Persistent vs. Strict Sessions

The RemoteUserMiddleware is strict by default: if the REMOTE_USER header disappears, it logs the user out. This is ideal for high-security environments. However, for setups where external auth is only required for the initial login, PersistentRemoteUserMiddleware can be used. It sets force_logout_if_no_header = False, allowing the Django session to persist even after the header is removed.

Customizing Authentication

Developers can extend the authentication system by subclassing BaseBackend or ModelBackend. Common reasons for customization include:

  • Cleaning Usernames: Overriding clean_username in RemoteUserBackend to strip domain names (e.g., converting user@domain.com to user).
  • Custom User Configuration: Overriding configure_user to set default attributes or sync profile data from external headers during the first login.
  • Bypassing Activity Checks: By default, ModelBackend rejects users where is_active is False.
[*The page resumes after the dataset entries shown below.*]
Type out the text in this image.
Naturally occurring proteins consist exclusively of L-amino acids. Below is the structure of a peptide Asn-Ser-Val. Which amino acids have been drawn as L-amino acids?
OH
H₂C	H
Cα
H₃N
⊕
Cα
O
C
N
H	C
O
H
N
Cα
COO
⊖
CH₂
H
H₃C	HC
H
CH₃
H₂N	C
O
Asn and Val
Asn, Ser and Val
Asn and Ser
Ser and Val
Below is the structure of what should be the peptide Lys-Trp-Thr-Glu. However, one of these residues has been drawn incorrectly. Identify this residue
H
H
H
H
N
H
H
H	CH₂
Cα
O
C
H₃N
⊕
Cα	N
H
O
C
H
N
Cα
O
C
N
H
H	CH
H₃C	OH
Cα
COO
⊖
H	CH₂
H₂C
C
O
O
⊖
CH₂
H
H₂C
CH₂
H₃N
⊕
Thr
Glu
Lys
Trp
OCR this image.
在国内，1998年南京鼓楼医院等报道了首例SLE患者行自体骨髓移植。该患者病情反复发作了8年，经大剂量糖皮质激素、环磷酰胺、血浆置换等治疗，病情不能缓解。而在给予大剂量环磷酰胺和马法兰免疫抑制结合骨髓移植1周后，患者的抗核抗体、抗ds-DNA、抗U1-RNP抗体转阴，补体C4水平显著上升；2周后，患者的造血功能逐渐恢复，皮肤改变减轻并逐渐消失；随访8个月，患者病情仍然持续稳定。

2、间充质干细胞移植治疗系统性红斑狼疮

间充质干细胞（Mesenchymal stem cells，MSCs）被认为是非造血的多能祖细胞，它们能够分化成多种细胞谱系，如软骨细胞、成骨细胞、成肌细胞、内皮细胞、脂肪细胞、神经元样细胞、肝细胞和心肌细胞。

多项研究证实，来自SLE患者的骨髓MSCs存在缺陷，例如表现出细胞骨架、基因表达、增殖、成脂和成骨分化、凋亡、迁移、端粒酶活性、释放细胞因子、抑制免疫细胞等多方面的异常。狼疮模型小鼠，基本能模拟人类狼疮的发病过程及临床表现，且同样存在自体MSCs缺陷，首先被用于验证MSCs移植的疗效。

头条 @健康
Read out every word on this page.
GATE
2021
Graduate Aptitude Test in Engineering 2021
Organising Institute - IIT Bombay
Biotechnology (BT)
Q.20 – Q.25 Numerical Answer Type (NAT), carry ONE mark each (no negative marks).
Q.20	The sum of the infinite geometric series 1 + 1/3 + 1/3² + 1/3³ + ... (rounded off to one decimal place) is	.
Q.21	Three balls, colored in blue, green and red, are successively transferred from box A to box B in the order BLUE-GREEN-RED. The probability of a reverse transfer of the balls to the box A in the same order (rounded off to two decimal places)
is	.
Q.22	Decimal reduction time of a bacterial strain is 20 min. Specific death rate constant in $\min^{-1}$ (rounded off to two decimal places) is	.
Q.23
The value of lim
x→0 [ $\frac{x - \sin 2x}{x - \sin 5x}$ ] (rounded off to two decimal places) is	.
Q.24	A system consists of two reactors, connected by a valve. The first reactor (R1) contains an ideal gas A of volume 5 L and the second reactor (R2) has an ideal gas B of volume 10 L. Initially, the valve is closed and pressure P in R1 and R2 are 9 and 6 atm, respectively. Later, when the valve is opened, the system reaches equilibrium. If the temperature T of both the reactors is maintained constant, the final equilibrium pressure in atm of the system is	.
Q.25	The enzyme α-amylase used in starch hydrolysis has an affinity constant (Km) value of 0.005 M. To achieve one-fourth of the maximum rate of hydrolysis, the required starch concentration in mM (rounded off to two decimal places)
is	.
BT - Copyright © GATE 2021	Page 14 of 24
The AllowAllUsersModelBackend variant overrides user_can_authenticate to allow these users to log in, which is useful for specific administrative or debugging scenarios.
class AllowAllUsersModelBackend(ModelBackend):
def user_can_authenticate(self, user):
return True

Tradeoffs and Constraints

While the pluggable architecture is flexible, it introduces certain constraints:

  • Middleware Ordering: RemoteUserMiddleware must be placed after AuthenticationMiddleware in the MIDDLEWARE setting because it relies on request.user being initialized.
  • Permission Caching: Because permissions are cached on the user object, changes made to a user's permissions during a request may not be reflected until the next request, unless the cache is manually cleared.
  • Credential Requirements: ModelBackend.authenticate strictly requires both a username and a password. If a custom authentication flow only provides one (e.g., token-based auth), a custom backend must be implemented to handle those specific keyword arguments.